The taste strengthened as he grew older. Not only was his collection of old English literature unprecedented, but he brought together a larger number of fine copies of Latin, Greek, French, Spanish, Italian, and Portuguese books than had ever been possessed by a private individual. His house at Hodnet, in Shropshire, was nearly all library. His house in Pimlico (where he died in 1833) was filled with books from top to bottom: every chair, table, and passage containing ' piles of erudition.' A house in York Street, Westminster, was similarly filled. He had immense collections of books, in houses rented merely to contain them, at Oxford, Paris, Antwerp, Brussels, and Ghent. When he died, curiosity was naturally excited to know what provision he had made in reference to his immense store of books; but when his will was discovered, after a long and almost hopeless search among bills, notes, memoranda, and letters, it was found, to the astonishment of every one on reading it, that the library was not even mentioned! It seemed as if Heber cared nothing what should become of the books, or who should possess them, after his decease; and as he was never married, or influenced greatly by domestic ties, his library was considered by the executors of his will as merely so much 'property,' to be converted into cash by the aid of the auctioneer.
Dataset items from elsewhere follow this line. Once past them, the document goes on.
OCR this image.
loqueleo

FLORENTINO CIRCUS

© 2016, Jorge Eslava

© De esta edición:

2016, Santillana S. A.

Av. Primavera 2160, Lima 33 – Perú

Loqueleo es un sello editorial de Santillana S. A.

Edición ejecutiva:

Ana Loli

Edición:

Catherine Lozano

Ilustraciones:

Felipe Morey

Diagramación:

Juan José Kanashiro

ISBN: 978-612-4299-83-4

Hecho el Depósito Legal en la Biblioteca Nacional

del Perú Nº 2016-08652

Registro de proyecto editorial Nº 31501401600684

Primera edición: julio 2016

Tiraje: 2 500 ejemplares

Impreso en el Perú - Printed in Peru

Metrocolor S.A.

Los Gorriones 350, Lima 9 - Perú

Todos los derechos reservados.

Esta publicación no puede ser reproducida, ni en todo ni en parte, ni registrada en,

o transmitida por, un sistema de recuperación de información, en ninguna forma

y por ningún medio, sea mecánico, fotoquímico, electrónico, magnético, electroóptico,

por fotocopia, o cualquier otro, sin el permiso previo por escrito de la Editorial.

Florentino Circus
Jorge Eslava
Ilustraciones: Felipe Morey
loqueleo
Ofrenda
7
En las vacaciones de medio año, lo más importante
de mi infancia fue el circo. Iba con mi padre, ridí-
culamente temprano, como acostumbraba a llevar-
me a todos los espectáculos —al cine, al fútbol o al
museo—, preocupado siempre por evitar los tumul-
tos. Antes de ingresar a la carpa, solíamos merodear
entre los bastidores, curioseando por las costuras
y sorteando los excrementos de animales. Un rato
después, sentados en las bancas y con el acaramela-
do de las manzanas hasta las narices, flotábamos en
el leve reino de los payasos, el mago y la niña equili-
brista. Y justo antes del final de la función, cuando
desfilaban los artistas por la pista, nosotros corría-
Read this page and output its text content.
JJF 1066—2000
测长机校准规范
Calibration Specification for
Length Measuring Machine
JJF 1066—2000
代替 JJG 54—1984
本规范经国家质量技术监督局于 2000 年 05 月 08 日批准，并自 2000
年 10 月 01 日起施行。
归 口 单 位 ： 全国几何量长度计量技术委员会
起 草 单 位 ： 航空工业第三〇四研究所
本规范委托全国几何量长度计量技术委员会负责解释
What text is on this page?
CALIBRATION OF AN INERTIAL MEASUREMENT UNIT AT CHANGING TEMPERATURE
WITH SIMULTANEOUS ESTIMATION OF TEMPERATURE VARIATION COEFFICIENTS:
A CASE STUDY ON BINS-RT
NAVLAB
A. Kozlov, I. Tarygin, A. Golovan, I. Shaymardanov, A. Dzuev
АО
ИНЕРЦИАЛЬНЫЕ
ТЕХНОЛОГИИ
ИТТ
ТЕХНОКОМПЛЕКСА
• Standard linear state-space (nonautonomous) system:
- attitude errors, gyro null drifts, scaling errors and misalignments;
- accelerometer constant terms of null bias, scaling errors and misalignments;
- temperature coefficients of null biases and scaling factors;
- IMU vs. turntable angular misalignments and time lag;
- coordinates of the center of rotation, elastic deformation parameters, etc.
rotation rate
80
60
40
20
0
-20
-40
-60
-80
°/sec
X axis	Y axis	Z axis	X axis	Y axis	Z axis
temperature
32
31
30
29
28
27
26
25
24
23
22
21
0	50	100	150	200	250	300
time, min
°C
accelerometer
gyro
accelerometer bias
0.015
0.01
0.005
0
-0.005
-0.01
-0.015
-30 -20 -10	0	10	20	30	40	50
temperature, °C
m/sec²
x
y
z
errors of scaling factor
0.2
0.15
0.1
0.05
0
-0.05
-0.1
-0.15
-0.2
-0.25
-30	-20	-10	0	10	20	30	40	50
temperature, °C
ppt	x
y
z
What was the number of books possessed by him, or the amount of money paid for them, appears to have been left in much doubt.

Some estimated the library at 150,000 volumes, formed at a cost of £100,000; others reckoned it at 500,000 volumes, at an aggregate value of £250,000. The truth was, his executors did not know in how many foreign towns his collections of books were placed. Thus it could not accurately be ascertained what portion of the whole was sold by auction in London in 1834—6; but the mere catalogue of that portion fills consider-ably more than two thousand printed octavo pages. The sales were conducted by Mr. Evans, Messrs Sotheby, and other book-auctioneers, and occupied two hundred and two days, extending through a period of upwards of two years from April 10th, 1834, to July 9, 1836. One copy of the catalogue has been preserved, with marginal manuscript notes relating to almost every lot; and from this a summary of very curious information is deducible.

It appears that, whatever may have been the number of volumes sold by auction, or otherwise got rid of abroad, those sold at this series of auctions in London were 117,613 in number, grouped into 52,672 lots. As regards the ratio borne by the prices obtained, to those which Mr. Heber had paid for the books in question, the account as rendered shewed that the auctioneer's hammer brought £56,775 for that which had cost £77,150. It would appear, therefore, that the losses accruing to Mr. Heber's estate through his passion for book-collecting, amounted to upwards of £20,000, and this irrespective of the fate, whatever it may have been, of the continental libraries. We can hardly come to any other conclusion, than that Mr. Heber's life was nearly a useless one—performing unnecessary work, which was undone soon after his death.